ILSI underwrote “research” that consistently pointed to exercise as the cure to obesity, while downplaying or ignoring the role of high-calorie products like...soft drinks.
“You can see Coke’s involvement too in the construction of the scientific rationales to support the physical-activity solution, primarily ‘energy-balance science,’ which says you can eat as many calories as you wish, as long as you burn them off,” Greenhalgh says.
I was startled by how much ILSI has influenced, if not corrupted, Chinese public policy: “In China the impact of that exercise-first approach promoted by Coke and ILSI continues to this day.” What was even more startling is how it was done: “In China, corporate funding of scientific research is just routine.”
We Americans too often think of ourselves as naïfs, susceptible to nefarious influence by the Chinese, the Russians, the Ukrainians or anyone else with a plot and an internet connection. This stuff about China, obesity and ILSI shows that when it comes to nefarious influence, any nation can be snowed by an industry with a clever approach and a lot of money.
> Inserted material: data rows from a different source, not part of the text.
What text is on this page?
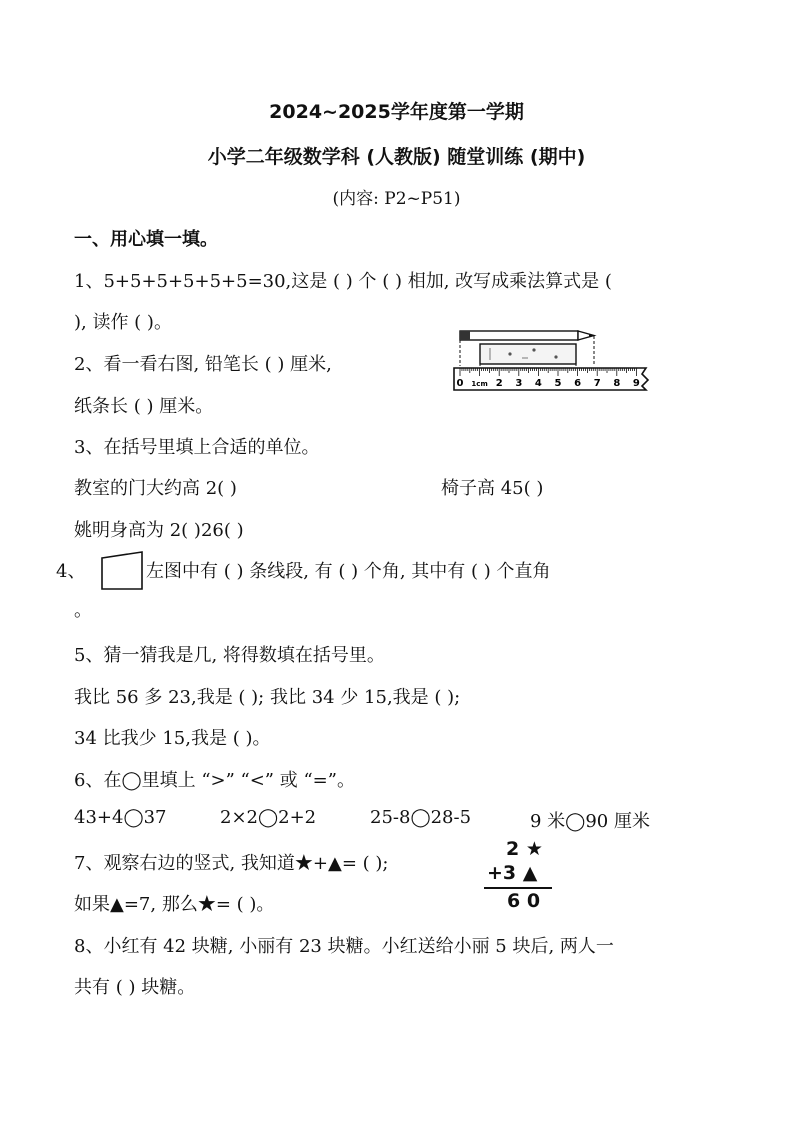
2024~2025学年度第一学期
小学二年级数学科 (人教版) 随堂训练 (期中)
(内容: P2~P51)
一、用心填一填。
1、5+5+5+5+5+5=30,这是 ( ) 个 ( ) 相加, 改写成乘法算式是 (
), 读作 ( )。
2、看一看右图, 铅笔长 ( ) 厘米,
纸条长 ( ) 厘米。
0 1cm 2 3 4 5 6 7 8 9
3、在括号里填上合适的单位。
教室的门大约高 2( )	椅子高 45( )
姚明身高为 2( )26( )
4、	左图中有 ( ) 条线段, 有 ( ) 个角, 其中有 ( ) 个直角
。
5、猜一猜我是几, 将得数填在括号里。
我比 56 多 23,我是 ( ); 我比 34 少 15,我是 ( );
34 比我少 15,我是 ( )。
6、在◯里填上 “>” “<” 或 “=”。
43+4◯37	2×2◯2+2	25-8◯28-5	9 米◯90 厘米
7、观察右边的竖式, 我知道★+▲= ( );
如果▲=7, 那么★= ( )。
2 ★
+3 ▲
6 0
8、小红有 42 块糖, 小丽有 23 块糖。小红送给小丽 5 块后, 两人一
共有 ( ) 块糖。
But the food & beverage industry needs to watch it. Big Tobacco got away with “influencing” a lot of scientists to downplay the connection between smoking and cancer – until that couldn’t be done anymore. Now the tobacco industry’s credibility is, literally, a joke: “As reliable as a tobacco-company health study” is a sarcastic simile I’ve heard more than once. If food & beverage wishes to avoid that fate, it needs a more realistic approach to the obesity question, not a lot of deflection about the benefits of exercise.